The attacker usually doesn’t have to wait long.
“Many honeypot operators show active exploitation less than three days after a vendor has disclosed a vulnerability,” Lee said.
While some experts offer a spread out time-frame for installing security updates, Lee warned against following them closely. “Some organizations still operate on the assumption they are safe until an exploit has been publicly released or systems are exploited in the wild,” he said.
But being slow on the draw can get you shot. He pointed out that a study showed 20 per cent of organizations hadn’t patched the critical Citrix vulnerability CVE-2019-19781 nearly six weeks after the fix was released.
“Patching time frame is drastically reduced due to threat actors sprinting to create these workable exploits and drop the back doors en mass,” Lee warned. “The risk of a reduced time frame should be considered [in a patching priority strategy] especially if the vulnerability is considered easily exploitable.”
So the rule should be to patch as soon as possible, based on the risk to the organization.
He offered these tips for creating an effective vulnerability management program:
–ensure the program has executive support to help resolve issues. “Believe me,” Lee added, the vulnerability management program “will not be popular with everybody and will from time to time need support from top management.”;
–assign an owner to the program who bears responsibility for it;
–track the latest vulnerabilities, patches and exploit releases;
–scan, scan and scan again;
–patching progress should be shared with the organization’s stakeholders, who will appreciate the risk reduction;
Remember, he added, threat actors may have already penetrated the network. Don’t let patching give you a false sense of security unless you have the visibility to do threat hunting.
The other ransomware defence playbook strategies are:
Network segmentation not only slows down advanced threat actors, it also limits the damage from worms and fast-spreading ransomware.
Segmentation is defined as the separation of hosts into various zones, usually by function or business criticality. It should not be confused with segregation, Lee said, which are the controls and rules about how network segments are permitted to communicate with one another.

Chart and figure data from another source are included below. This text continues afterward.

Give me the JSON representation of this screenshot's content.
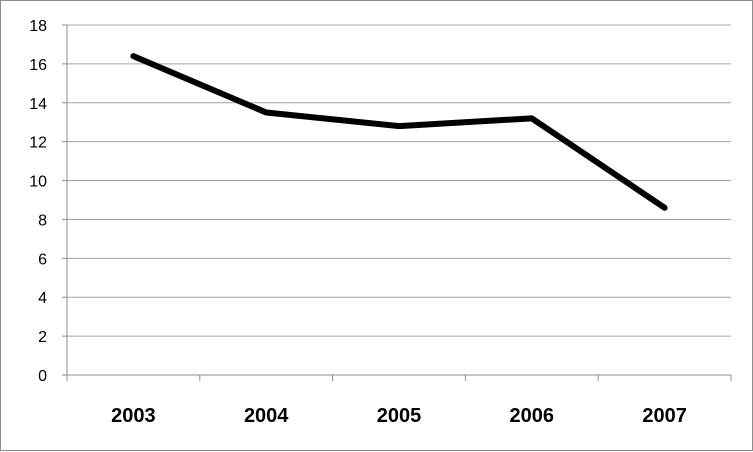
{
  "chart_data": {
    "type": "line",
    "categories": [
      "2003",
      "2004",
      "2005",
      "2006",
      "2007"
    ],
    "series": [
      {
        "values": [
          16.4,
          13.5,
          12.8,
          13.2,
          8.6
        ]
      }
    ],
    "yticks": [
      "0",
      "2",
      "4",
      "6",
      "8",
      "10",
      "12",
      "14",
      "16",
      "18"
    ],
    "ylim": [
      0,
      18
    ],
    "grid": true,
    "legend": "none",
    "line_color": "#000000",
    "grid_color": "#a6a6a6"
  }
}
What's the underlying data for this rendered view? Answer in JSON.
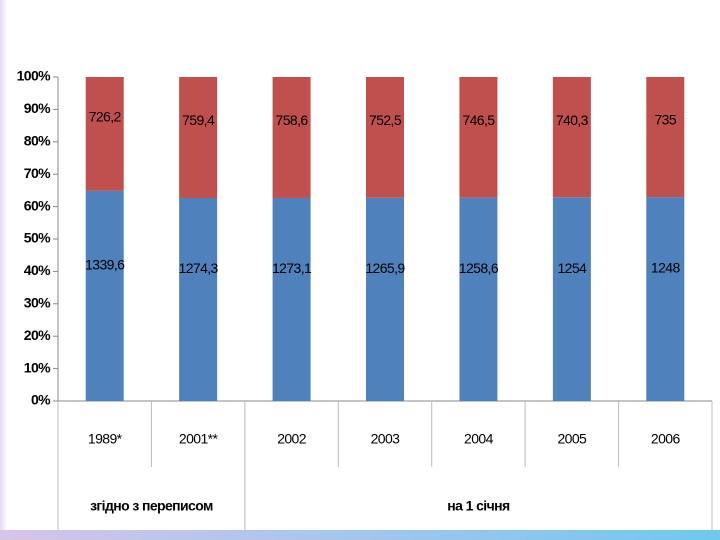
{
  "chart_data": {
    "type": "stacked_percent_bar",
    "categories": [
      "1989*",
      "2001**",
      "2002",
      "2003",
      "2004",
      "2005",
      "2006"
    ],
    "category_groups": [
      {
        "label": "згідно з переписом",
        "count": 2
      },
      {
        "label": "на 1 січня",
        "count": 5
      }
    ],
    "series": [
      {
        "color": "#4f81bd",
        "values": [
          1339.6,
          1274.3,
          1273.1,
          1265.9,
          1258.6,
          1254,
          1248
        ],
        "value_labels": [
          "1339,6",
          "1274,3",
          "1273,1",
          "1265,9",
          "1258,6",
          "1254",
          "1248"
        ]
      },
      {
        "color": "#c0504d",
        "values": [
          726.2,
          759.4,
          758.6,
          752.5,
          746.5,
          740.3,
          735
        ],
        "value_labels": [
          "726,2",
          "759,4",
          "758,6",
          "752,5",
          "746,5",
          "740,3",
          "735"
        ]
      }
    ],
    "ylim": [
      0,
      100
    ],
    "yticks": [
      {
        "value": 0,
        "label": "0%"
      },
      {
        "value": 10,
        "label": "10%"
      },
      {
        "value": 20,
        "label": "20%"
      },
      {
        "value": 30,
        "label": "30%"
      },
      {
        "value": 40,
        "label": "40%"
      },
      {
        "value": 50,
        "label": "50%"
      },
      {
        "value": 60,
        "label": "60%"
      },
      {
        "value": 70,
        "label": "70%"
      },
      {
        "value": 80,
        "label": "80%"
      },
      {
        "value": 90,
        "label": "90%"
      },
      {
        "value": 100,
        "label": "100%"
      }
    ],
    "grid": false
  }
}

Some organizations assume that a so-called demilitarized zone (DMZ) is adequate for segmentation, Lee added. But networks that have sensitive and high-risk information (relating to, for example, health or personal information) need to be segmented.
Tips for creating effective network segmentation include
–have a DMZ separating the internet from your internal network;
–evaluate the firewall rules between your existing segments;
–consider geographic boundaries as potentially different trust levels.

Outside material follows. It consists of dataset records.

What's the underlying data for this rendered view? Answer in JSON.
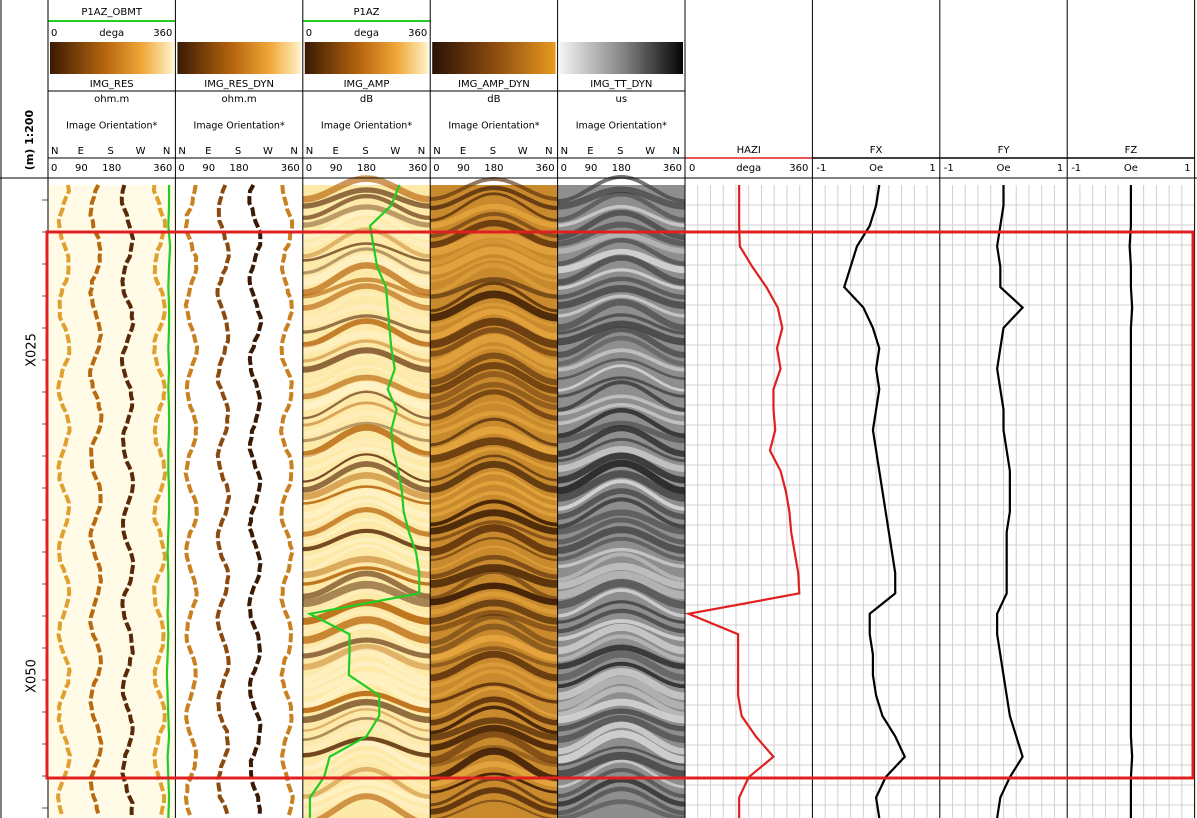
{
  "depth_track": {
    "scale": "(m) 1:200",
    "labels": [
      "X025",
      "X050"
    ]
  },
  "image_tracks": [
    {
      "curve": {
        "name": "P1AZ_OBMT",
        "min": 0,
        "unit": "dega",
        "max": 360,
        "color": "#22cc22",
        "values": [
          342,
          342,
          340,
          345,
          342,
          340,
          342,
          342,
          340,
          342,
          340,
          342,
          342,
          340,
          340,
          342,
          342,
          340,
          338,
          340,
          340,
          338,
          340,
          338,
          336,
          338,
          340,
          342,
          338,
          340,
          342,
          340
        ]
      },
      "image": "IMG_RES",
      "unit": "ohm.m",
      "orientation": "Image Orientation*",
      "letters": [
        "N",
        "E",
        "S",
        "W",
        "N"
      ],
      "ticks": [
        0,
        90,
        180,
        360
      ]
    },
    {
      "image": "IMG_RES_DYN",
      "unit": "ohm.m",
      "orientation": "Image Orientation*",
      "letters": [
        "N",
        "E",
        "S",
        "W",
        "N"
      ],
      "ticks": [
        0,
        90,
        180,
        360
      ]
    },
    {
      "curve": {
        "name": "P1AZ",
        "min": 0,
        "unit": "dega",
        "max": 360,
        "color": "#22cc22",
        "values": [
          273,
          250,
          190,
          200,
          210,
          235,
          240,
          245,
          250,
          260,
          240,
          265,
          250,
          255,
          270,
          280,
          285,
          300,
          320,
          329,
          329,
          20,
          132,
          132,
          130,
          216,
          216,
          180,
          76,
          60,
          20,
          20
        ]
      },
      "image": "IMG_AMP",
      "unit": "dB",
      "orientation": "Image Orientation*",
      "letters": [
        "N",
        "E",
        "S",
        "W",
        "N"
      ],
      "ticks": [
        0,
        90,
        180,
        360
      ]
    },
    {
      "image": "IMG_AMP_DYN",
      "unit": "dB",
      "orientation": "Image Orientation*",
      "letters": [
        "N",
        "E",
        "S",
        "W",
        "N"
      ],
      "ticks": [
        0,
        90,
        180,
        360
      ]
    },
    {
      "image": "IMG_TT_DYN",
      "unit": "us",
      "orientation": "Image Orientation*",
      "letters": [
        "N",
        "E",
        "S",
        "W",
        "N"
      ],
      "ticks": [
        0,
        90,
        180,
        360
      ]
    }
  ],
  "curve_tracks": [
    {
      "name": "HAZI",
      "min": 0,
      "unit": "dega",
      "max": 360,
      "color": "#e02020",
      "values": [
        153,
        153,
        153,
        155,
        190,
        230,
        262,
        275,
        260,
        270,
        250,
        250,
        255,
        240,
        270,
        285,
        295,
        300,
        310,
        320,
        323,
        10,
        150,
        150,
        150,
        150,
        160,
        200,
        250,
        180,
        153,
        153
      ]
    },
    {
      "name": "FX",
      "min": -1,
      "unit": "Oe",
      "max": 1,
      "color": "#000000",
      "values": [
        0.05,
        0.0,
        -0.1,
        -0.3,
        -0.4,
        -0.5,
        -0.2,
        -0.05,
        0.05,
        0.0,
        0.05,
        0.0,
        -0.05,
        0.0,
        0.05,
        0.1,
        0.15,
        0.2,
        0.25,
        0.3,
        0.3,
        -0.1,
        -0.1,
        -0.05,
        -0.05,
        0.0,
        0.1,
        0.3,
        0.45,
        0.15,
        0.0,
        0.05
      ]
    },
    {
      "name": "FY",
      "min": -1,
      "unit": "Oe",
      "max": 1,
      "color": "#000000",
      "values": [
        0.0,
        0.0,
        -0.05,
        -0.1,
        -0.05,
        -0.05,
        0.3,
        0.0,
        -0.05,
        -0.1,
        -0.05,
        0.0,
        0.0,
        0.05,
        0.1,
        0.1,
        0.1,
        0.05,
        0.05,
        0.05,
        0.05,
        -0.1,
        -0.1,
        -0.05,
        0.0,
        0.05,
        0.1,
        0.2,
        0.3,
        0.1,
        -0.05,
        -0.1
      ]
    },
    {
      "name": "FZ",
      "min": -1,
      "unit": "Oe",
      "max": 1,
      "color": "#000000",
      "values": [
        0.0,
        0.0,
        0.0,
        -0.02,
        0.0,
        0.0,
        0.02,
        0.0,
        0.0,
        0.0,
        0.0,
        0.0,
        0.0,
        0.0,
        0.0,
        0.0,
        0.0,
        0.0,
        0.0,
        0.0,
        0.0,
        0.0,
        0.0,
        0.0,
        0.0,
        0.0,
        0.0,
        0.0,
        0.02,
        0.0,
        0.0,
        0.0
      ]
    }
  ]
}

CISOs should be familiar with the concept of the cybersecurity kill chain – most attacks follow the same predictable steps. So, Lee said, the earlier an attack is caught the better.
This gives rise to the protection versus prevention debate. Prevention can work with the right tools, processes and procedures, Lee maintains, so organizations have to strive for both prevention and protection. Remember, Lee said, some groups exfiltrate data before launching ransomware. “Proactive monitoring is a must for early detection and also to minimize the damage of the attack.

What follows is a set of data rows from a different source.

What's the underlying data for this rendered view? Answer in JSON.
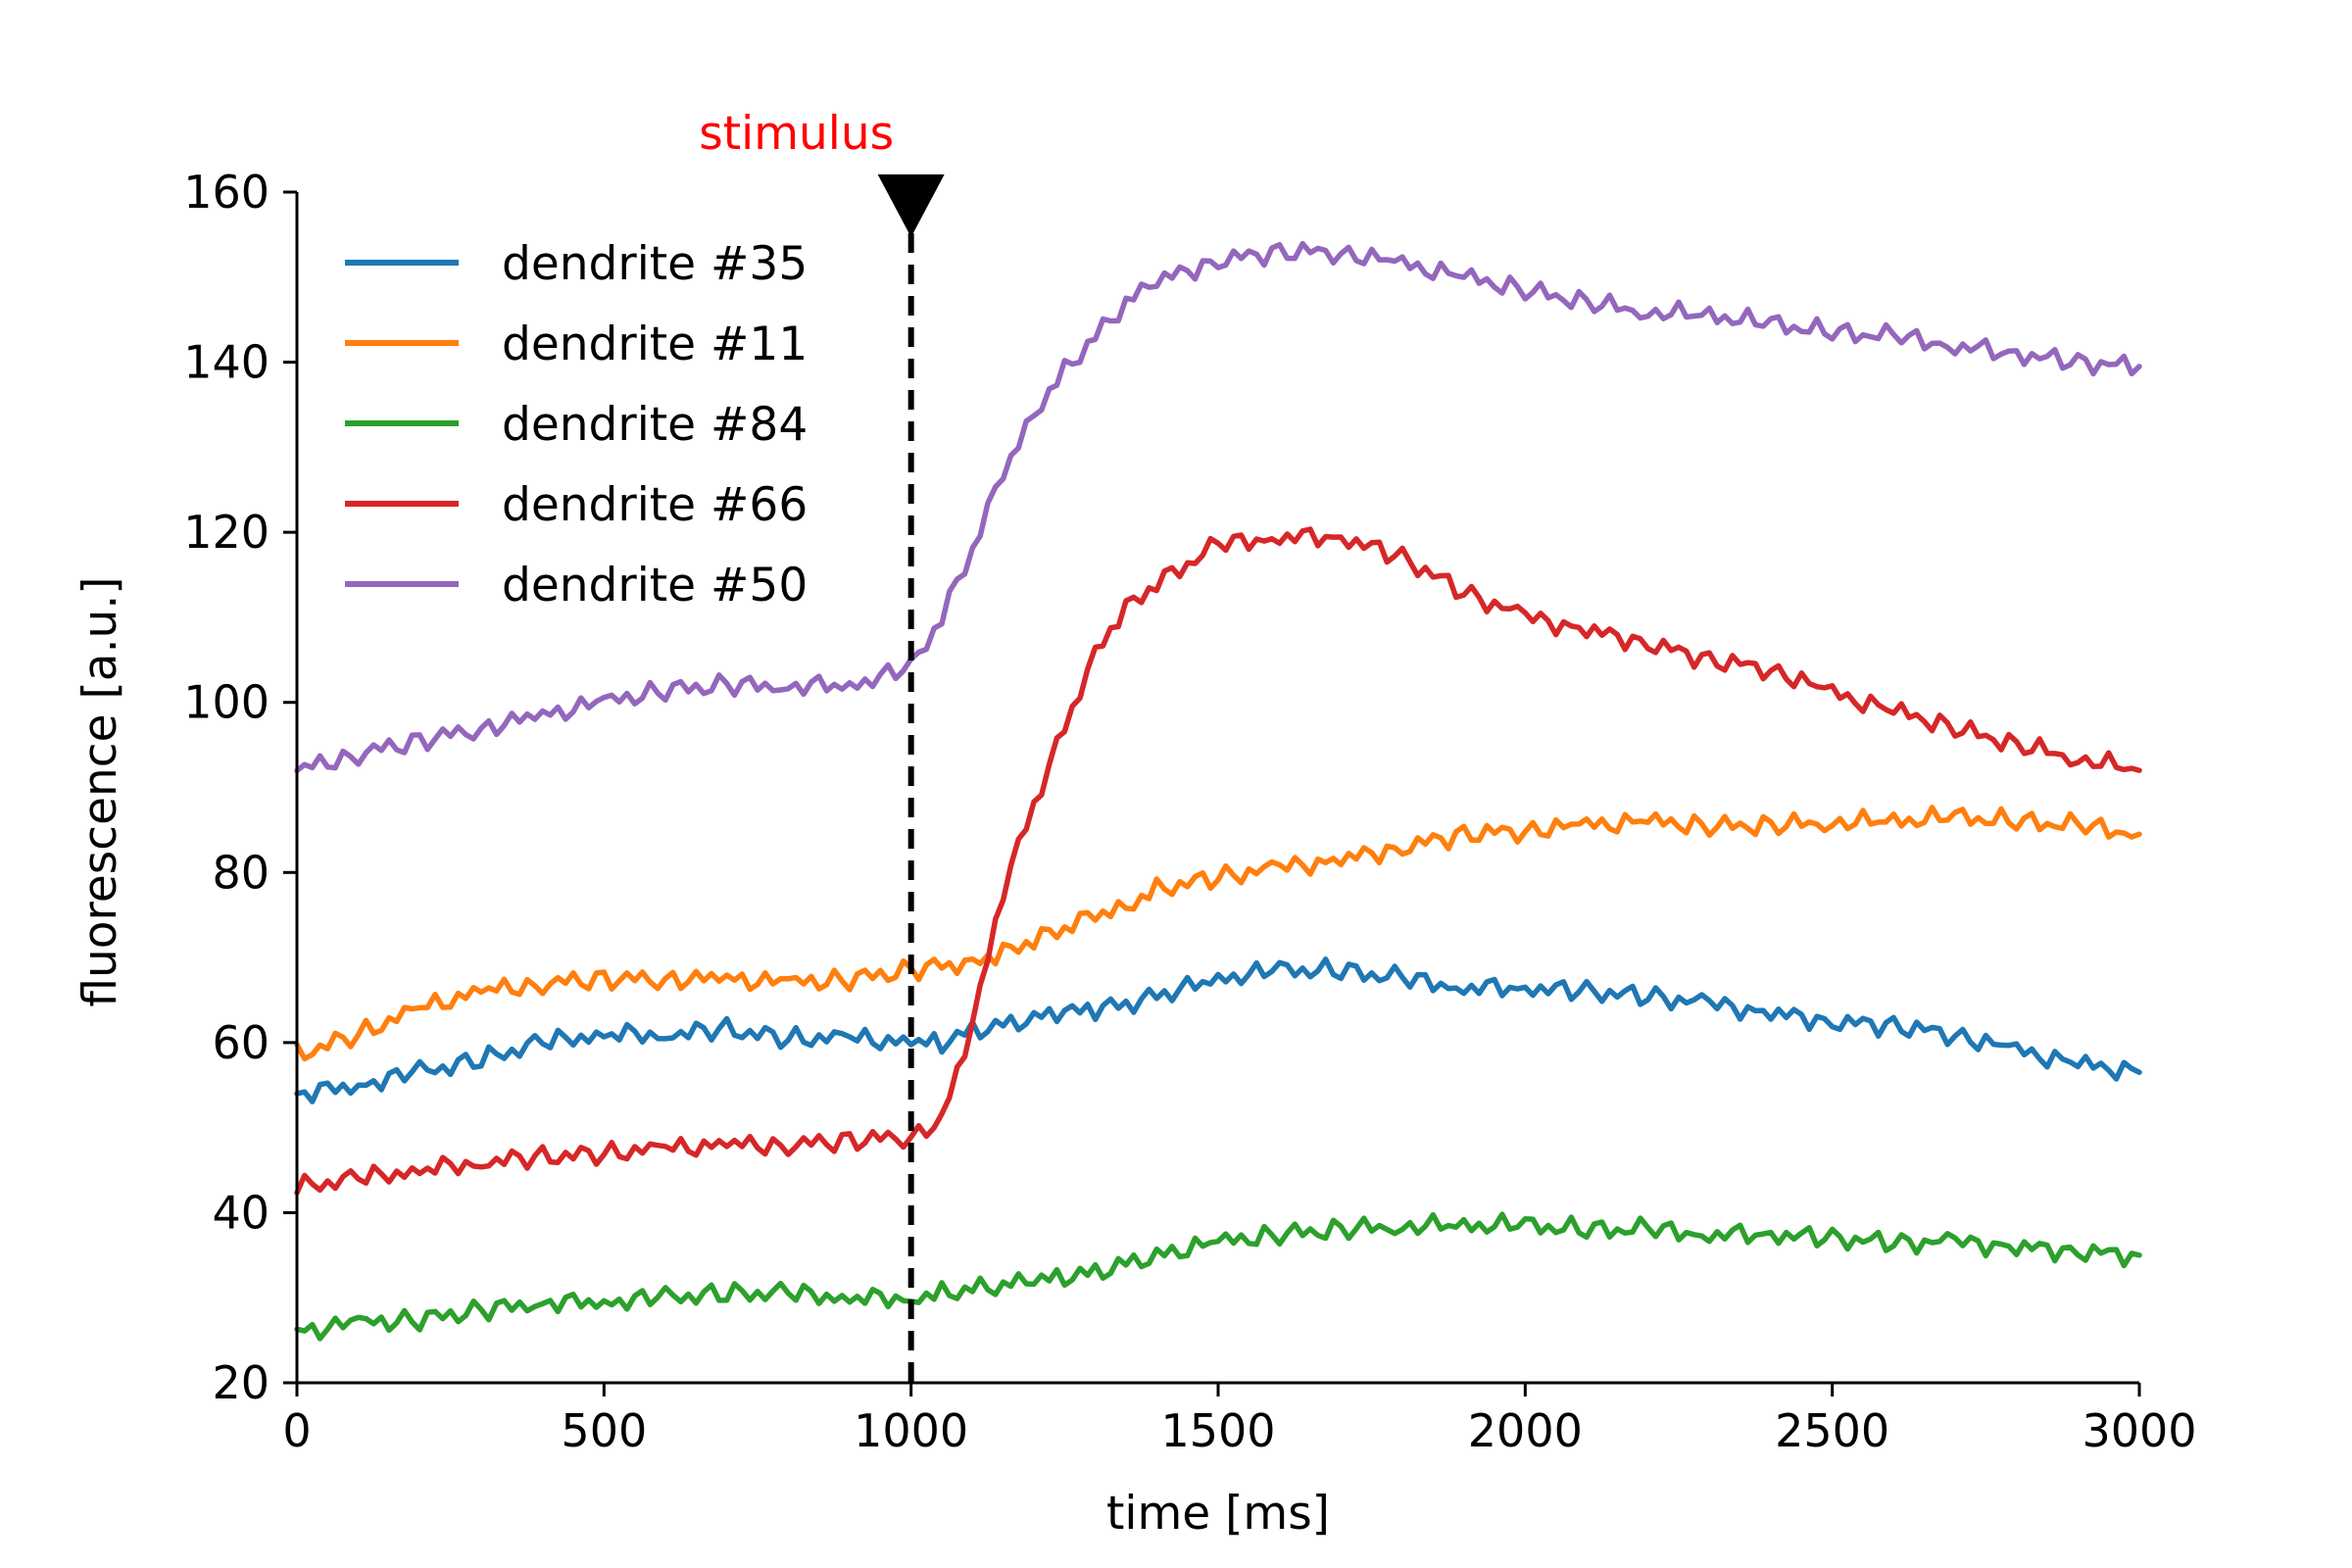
{
  "chart_data": {
    "type": "line",
    "title": "",
    "xlabel": "time [ms]",
    "ylabel": "fluorescence [a.u.]",
    "xlim": [
      0,
      3000
    ],
    "ylim": [
      20,
      160
    ],
    "xticks": [
      0,
      500,
      1000,
      1500,
      2000,
      2500,
      3000
    ],
    "yticks": [
      20,
      40,
      60,
      80,
      100,
      120,
      140,
      160
    ],
    "grid": false,
    "legend_position": "upper-left",
    "x": [
      0,
      100,
      200,
      300,
      400,
      500,
      600,
      700,
      800,
      900,
      1000,
      1050,
      1100,
      1150,
      1200,
      1250,
      1300,
      1350,
      1400,
      1500,
      1600,
      1700,
      1800,
      1900,
      2000,
      2100,
      2200,
      2300,
      2400,
      2500,
      2600,
      2700,
      2800,
      2900,
      3000
    ],
    "series": [
      {
        "name": "dendrite #35",
        "color": "#1f77b4",
        "values": [
          54,
          55,
          56.5,
          58,
          60,
          61,
          61,
          61.5,
          60.5,
          60.5,
          60,
          60,
          61.5,
          62,
          63,
          63.5,
          64,
          64.5,
          65.5,
          67.5,
          68.5,
          68.5,
          67.5,
          66.5,
          66.5,
          66,
          65.5,
          64.5,
          63.5,
          62.5,
          62,
          61,
          59,
          57.5,
          56.5
        ]
      },
      {
        "name": "dendrite #11",
        "color": "#ff7f0e",
        "values": [
          58.5,
          61,
          64,
          66,
          67,
          67.5,
          67.5,
          67.5,
          67,
          67.5,
          68.5,
          69,
          69.5,
          70.5,
          72,
          73.5,
          75,
          76,
          78,
          79.5,
          80.5,
          81.5,
          83,
          84.5,
          85,
          85.5,
          86,
          85.5,
          85.5,
          86,
          86,
          86.5,
          86,
          85.5,
          84.5
        ]
      },
      {
        "name": "dendrite #84",
        "color": "#2ca02c",
        "values": [
          26,
          27,
          27.5,
          28.5,
          29.5,
          29.5,
          30,
          30.5,
          30.5,
          30,
          30,
          30.5,
          31,
          31.5,
          32,
          32.5,
          33,
          34,
          35,
          36.5,
          37.5,
          38,
          38.5,
          38.5,
          38.5,
          38,
          38,
          37.5,
          37.5,
          37,
          36.5,
          36.5,
          36,
          35.5,
          35
        ]
      },
      {
        "name": "dendrite #66",
        "color": "#d62728",
        "values": [
          43,
          44,
          45,
          46,
          46.5,
          47,
          47.5,
          48,
          48,
          48.5,
          49,
          51,
          62,
          78,
          88,
          97,
          106,
          111,
          114,
          118.5,
          119.5,
          119.5,
          117,
          113,
          110,
          108.5,
          107,
          105,
          104,
          101,
          99,
          97,
          95,
          93.5,
          92
        ]
      },
      {
        "name": "dendrite #50",
        "color": "#9467bd",
        "values": [
          92,
          94,
          95.5,
          97,
          98.5,
          100,
          101.5,
          102,
          102,
          102,
          104,
          110,
          118,
          127,
          134,
          139,
          143,
          147,
          149.5,
          152,
          153,
          153,
          151.5,
          150,
          148.5,
          147,
          146,
          145.5,
          144.5,
          143.5,
          143,
          142,
          141,
          140,
          139.5
        ]
      }
    ],
    "annotations": [
      {
        "text": "stimulus",
        "x": 1000,
        "color": "#ff0000",
        "marker": "black downward triangle",
        "line": "black dashed vertical line"
      }
    ]
  }
}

Tips for effective proactive monitoring include
–decide which log data you need, then centralize log collection;
–prioritize data feeds;
–correlate logs for end-to-end visibility and investigation;
–build panels and dashboards that will help analysts’ with their workflow;
–augment logs with threat intelligence for easy wins;
–automate the mundane (“It will make your employees happier”);
–if necessary, retain a managed security service provider to provide round-the-clock coverage.
Continuous threat hunting
Consider this as proactive monitoring taken to the next level, Lee said. Threat hunting is designed to shorten the time to detection. It also transforms the organization from being reactive to being proactive in detection. Organizations that can’t afford a threat hunting team should consider outsourcing to a managed security service provider.